Daily Poll: Do You Respond to Domain Sellers When You’re Not Interested?

I receive many emails from domain owners trying to sell me their domain names. 99% of the time, the domain names are not of interest to me at all. Almost all the time, I respond to let the person know. I think it is courteous. The downside to responding is that some people think this opens the door to sending me many other domain names to review. Occasionally, people will respond by asking why I don’t want the name or are otherwise rude to me for having the gall of not wanting to buy their domain name.

When you receive an outbound email offering to sell you a domain name, do you usually respond?


Elliot Silver
Elliot Silver
About The Author: Elliot Silver is an Internet entrepreneur and publisher of DomainInvesting.com. Elliot is also the founder and President of Top Notch Domains, LLC, a company that has closed eight figures in deals. Please read the DomainInvesting.com Terms of Use page for additional information about the publisher, website comment policy, disclosures, and conflicts of interest. Reach out to Elliot: Twitter | Facebook | LinkedIn

12 COMMENTS

  1. No. Some will send email after email asking for a response but I think this is rude as you can’t expect a response from an uninterested person.

  2. It’s a total waste of time.

    Maybe a few times in the past I was in the mood to do the person a favor by showing them how worthless the domain is, if it seemed they might be genuine in what they are attempting, but a lot of it is front running anyway. And maybe just a few times I’ve said it was a good domain but just not interested if they seemed nice and genunine enough too.
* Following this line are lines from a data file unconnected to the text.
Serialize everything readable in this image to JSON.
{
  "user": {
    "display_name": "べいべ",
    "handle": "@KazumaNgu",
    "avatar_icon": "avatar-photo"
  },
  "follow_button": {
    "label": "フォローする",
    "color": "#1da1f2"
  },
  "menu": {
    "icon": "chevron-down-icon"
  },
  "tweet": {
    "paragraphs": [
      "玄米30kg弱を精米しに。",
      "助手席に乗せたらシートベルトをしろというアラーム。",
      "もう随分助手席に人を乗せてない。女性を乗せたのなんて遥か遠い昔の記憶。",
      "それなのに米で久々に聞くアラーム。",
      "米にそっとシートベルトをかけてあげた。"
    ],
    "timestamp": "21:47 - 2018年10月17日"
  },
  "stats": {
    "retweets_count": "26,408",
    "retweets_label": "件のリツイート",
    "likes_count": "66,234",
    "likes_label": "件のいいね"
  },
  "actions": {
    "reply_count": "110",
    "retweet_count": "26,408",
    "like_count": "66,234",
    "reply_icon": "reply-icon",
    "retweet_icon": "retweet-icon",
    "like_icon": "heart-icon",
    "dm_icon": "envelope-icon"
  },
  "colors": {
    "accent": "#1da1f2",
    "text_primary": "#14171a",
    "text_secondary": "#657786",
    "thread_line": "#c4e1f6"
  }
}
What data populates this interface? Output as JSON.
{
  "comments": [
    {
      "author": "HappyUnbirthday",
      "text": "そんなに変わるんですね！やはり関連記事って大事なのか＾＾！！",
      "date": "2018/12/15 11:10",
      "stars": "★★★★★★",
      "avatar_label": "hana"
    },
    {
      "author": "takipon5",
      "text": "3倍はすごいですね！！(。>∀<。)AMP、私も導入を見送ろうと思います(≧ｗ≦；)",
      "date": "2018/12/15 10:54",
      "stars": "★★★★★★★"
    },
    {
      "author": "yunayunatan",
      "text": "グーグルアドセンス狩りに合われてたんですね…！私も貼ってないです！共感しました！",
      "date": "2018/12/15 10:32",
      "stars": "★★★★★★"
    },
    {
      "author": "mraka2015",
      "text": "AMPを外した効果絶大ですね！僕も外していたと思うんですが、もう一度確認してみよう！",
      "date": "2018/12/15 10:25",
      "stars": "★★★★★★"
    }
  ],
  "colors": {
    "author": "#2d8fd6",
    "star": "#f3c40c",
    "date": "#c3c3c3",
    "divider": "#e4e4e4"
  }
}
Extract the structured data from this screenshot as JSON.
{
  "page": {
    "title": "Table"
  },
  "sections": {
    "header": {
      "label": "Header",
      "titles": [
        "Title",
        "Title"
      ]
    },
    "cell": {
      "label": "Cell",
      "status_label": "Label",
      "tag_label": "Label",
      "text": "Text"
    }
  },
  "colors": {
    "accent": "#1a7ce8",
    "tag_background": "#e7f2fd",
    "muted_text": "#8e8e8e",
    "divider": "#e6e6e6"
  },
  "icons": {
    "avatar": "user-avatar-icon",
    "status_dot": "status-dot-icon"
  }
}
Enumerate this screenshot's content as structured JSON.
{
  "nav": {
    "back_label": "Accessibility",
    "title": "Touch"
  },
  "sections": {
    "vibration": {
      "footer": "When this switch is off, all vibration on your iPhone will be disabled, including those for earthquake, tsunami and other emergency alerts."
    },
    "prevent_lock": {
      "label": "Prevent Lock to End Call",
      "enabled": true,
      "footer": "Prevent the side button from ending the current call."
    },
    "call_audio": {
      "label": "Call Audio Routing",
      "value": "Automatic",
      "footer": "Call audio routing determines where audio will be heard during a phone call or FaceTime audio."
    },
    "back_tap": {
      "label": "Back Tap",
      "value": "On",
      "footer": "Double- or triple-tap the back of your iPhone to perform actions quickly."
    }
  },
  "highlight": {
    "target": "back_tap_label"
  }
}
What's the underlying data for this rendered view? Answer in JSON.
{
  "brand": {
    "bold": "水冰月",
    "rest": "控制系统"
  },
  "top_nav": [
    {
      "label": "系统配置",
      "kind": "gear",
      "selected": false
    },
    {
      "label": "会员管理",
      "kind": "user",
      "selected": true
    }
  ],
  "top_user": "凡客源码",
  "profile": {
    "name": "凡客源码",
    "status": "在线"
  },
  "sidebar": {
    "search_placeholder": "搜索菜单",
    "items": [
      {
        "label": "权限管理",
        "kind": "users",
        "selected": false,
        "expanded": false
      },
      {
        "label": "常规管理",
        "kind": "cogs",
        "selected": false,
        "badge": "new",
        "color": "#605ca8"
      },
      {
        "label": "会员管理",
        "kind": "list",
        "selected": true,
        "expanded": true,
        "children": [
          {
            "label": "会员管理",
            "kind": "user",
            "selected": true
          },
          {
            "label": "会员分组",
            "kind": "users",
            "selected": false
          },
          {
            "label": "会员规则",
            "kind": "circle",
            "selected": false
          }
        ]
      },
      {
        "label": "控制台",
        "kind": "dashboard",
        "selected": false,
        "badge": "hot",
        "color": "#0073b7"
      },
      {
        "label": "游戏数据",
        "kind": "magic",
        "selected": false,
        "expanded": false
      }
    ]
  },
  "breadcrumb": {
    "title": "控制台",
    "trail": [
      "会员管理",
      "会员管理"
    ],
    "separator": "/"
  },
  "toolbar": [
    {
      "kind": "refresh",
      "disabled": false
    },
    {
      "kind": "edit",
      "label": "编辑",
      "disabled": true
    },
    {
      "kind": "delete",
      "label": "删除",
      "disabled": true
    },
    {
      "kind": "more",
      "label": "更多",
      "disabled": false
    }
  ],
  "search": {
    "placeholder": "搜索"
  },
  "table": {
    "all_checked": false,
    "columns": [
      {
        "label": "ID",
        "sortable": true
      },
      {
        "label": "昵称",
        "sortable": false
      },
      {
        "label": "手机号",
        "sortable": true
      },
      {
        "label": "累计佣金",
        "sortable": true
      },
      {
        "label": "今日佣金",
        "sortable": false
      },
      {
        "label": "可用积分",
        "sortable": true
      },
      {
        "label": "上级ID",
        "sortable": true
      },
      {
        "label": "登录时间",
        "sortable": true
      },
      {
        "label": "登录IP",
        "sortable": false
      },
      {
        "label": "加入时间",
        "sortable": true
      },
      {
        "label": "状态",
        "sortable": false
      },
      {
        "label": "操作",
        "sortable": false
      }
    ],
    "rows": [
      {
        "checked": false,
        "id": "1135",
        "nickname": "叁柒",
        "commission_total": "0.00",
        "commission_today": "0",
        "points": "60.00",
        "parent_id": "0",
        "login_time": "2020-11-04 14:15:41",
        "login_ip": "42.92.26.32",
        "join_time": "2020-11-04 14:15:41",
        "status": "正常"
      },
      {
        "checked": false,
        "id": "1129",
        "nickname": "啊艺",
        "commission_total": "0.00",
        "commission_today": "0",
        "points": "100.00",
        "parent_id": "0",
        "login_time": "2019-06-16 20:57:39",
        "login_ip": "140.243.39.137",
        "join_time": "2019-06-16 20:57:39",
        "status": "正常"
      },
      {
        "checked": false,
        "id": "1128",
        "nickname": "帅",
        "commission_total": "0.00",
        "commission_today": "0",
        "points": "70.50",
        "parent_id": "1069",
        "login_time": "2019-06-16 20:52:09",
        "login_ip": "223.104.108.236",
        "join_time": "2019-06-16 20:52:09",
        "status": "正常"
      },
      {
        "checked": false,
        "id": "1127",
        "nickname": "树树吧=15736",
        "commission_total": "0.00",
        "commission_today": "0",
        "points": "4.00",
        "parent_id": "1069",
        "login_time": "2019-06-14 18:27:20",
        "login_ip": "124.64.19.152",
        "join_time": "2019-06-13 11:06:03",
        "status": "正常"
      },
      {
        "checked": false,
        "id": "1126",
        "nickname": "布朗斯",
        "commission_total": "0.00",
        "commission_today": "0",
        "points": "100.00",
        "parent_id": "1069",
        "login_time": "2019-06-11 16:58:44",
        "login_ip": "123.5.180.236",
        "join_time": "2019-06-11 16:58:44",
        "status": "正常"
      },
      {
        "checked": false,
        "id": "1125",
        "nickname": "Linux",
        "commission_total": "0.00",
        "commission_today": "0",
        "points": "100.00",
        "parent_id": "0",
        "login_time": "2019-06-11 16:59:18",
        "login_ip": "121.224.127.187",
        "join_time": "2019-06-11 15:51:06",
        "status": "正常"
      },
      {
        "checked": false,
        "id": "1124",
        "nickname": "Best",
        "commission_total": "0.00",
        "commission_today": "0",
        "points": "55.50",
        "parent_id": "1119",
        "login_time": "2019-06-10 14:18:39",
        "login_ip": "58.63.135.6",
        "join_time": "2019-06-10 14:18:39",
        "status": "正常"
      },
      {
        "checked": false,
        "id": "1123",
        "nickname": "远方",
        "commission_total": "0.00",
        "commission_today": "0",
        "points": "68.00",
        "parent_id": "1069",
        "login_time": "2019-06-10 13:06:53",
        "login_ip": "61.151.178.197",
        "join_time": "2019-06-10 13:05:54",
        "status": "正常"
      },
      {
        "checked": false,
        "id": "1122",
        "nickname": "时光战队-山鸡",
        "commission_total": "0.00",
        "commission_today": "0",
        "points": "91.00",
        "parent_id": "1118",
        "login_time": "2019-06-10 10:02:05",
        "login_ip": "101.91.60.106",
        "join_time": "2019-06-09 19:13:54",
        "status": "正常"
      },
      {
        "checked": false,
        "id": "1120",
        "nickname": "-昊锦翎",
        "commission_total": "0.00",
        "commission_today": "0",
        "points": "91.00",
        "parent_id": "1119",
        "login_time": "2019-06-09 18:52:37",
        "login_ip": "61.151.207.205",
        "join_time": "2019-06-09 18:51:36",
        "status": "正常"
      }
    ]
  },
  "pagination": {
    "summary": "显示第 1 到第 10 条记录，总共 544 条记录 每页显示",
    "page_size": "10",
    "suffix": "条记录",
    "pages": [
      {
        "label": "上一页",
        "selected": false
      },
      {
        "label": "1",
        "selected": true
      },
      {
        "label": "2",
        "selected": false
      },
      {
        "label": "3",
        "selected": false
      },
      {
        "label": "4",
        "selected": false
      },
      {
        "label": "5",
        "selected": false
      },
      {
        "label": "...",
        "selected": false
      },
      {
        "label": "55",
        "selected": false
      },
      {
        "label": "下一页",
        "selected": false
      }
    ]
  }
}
  3. You should have an option in the poll for “Sometimes”. Most of the time I do, but not all the time. Generally, no reply translates to “Not interested”, but not everyone sees it that way. It probably wouldn’t be that big of a deal if some people didn’t take it so personally when they don’t get a response from buyers that receive hundreds of domain offers per day, making it impossible to respond to them all and still get other work done.

  4. I always reply. One day that same person might have a domain you do want.

    When you approach an end-user asking if they are interested in a name, isn’t it nice to get a reply, whether its a “Yes” or “No”

    It might be a name you think is crap, but to the right person/company it might be exactly what they want, this is something that seller doesn’t know until he has sent the email and got a reply from you. There is no harm in saying “no thank you”…everyone deserves at least one reply, this is what domainers do, they email or call people asking if they are interested in specific domain names. Everyone has started off in this business with crappy names šŸ™‚

    If you keep getting spammed with the same name then thats a different story

    Just my 2 cents

    • Giles, I fully agree with you.

      As a seller, when i want to search for a good domain broker for a 5, 6 or 7 digit domain to sell, first of all, i send junk domain list to that broker and see how he/she reacts to it.

  5. I used to reply to everything. Personal response, build rapport, offer suggestions, that sort of thing. Even if it was a domain name I didn’t want myself or for brokerage, that same person may come back in a few months or years with ones I do like. That was my thinking. Plus, like you said, it’s the courteous thing to do.

    When I looked at the amount of time I was spending on replies, I realized it was taking hours each week. Not just a few minutes here and there but really taking a lot of my time. So, these days it depends. I still try to reply to everyone at least once but if they keep emailing I don’t always reply to every one of their emails. I also don’t reply to the obvious Bcc spam. I haven’t resorted to blacklisting but since John is one of the smartest people in the room, and he just gave some candid advice, I’m going to consider it.

    Last month, I took my 6 year old daughter to see the Falcon Heavy launch from the Apollo/Saturn V Center. Just before the trip, I had around 30 emails in the inbox that had just been sitting there, some were a week old. All were emails about domains I wasn’t interested in but I hadn’t gotten around to replying to everyone.

    I hit select all and archived everything just before our trip.

    Time is worth a lot to me. I’m fine looking back on a choice like that if it’s to make the best use of my time I can make.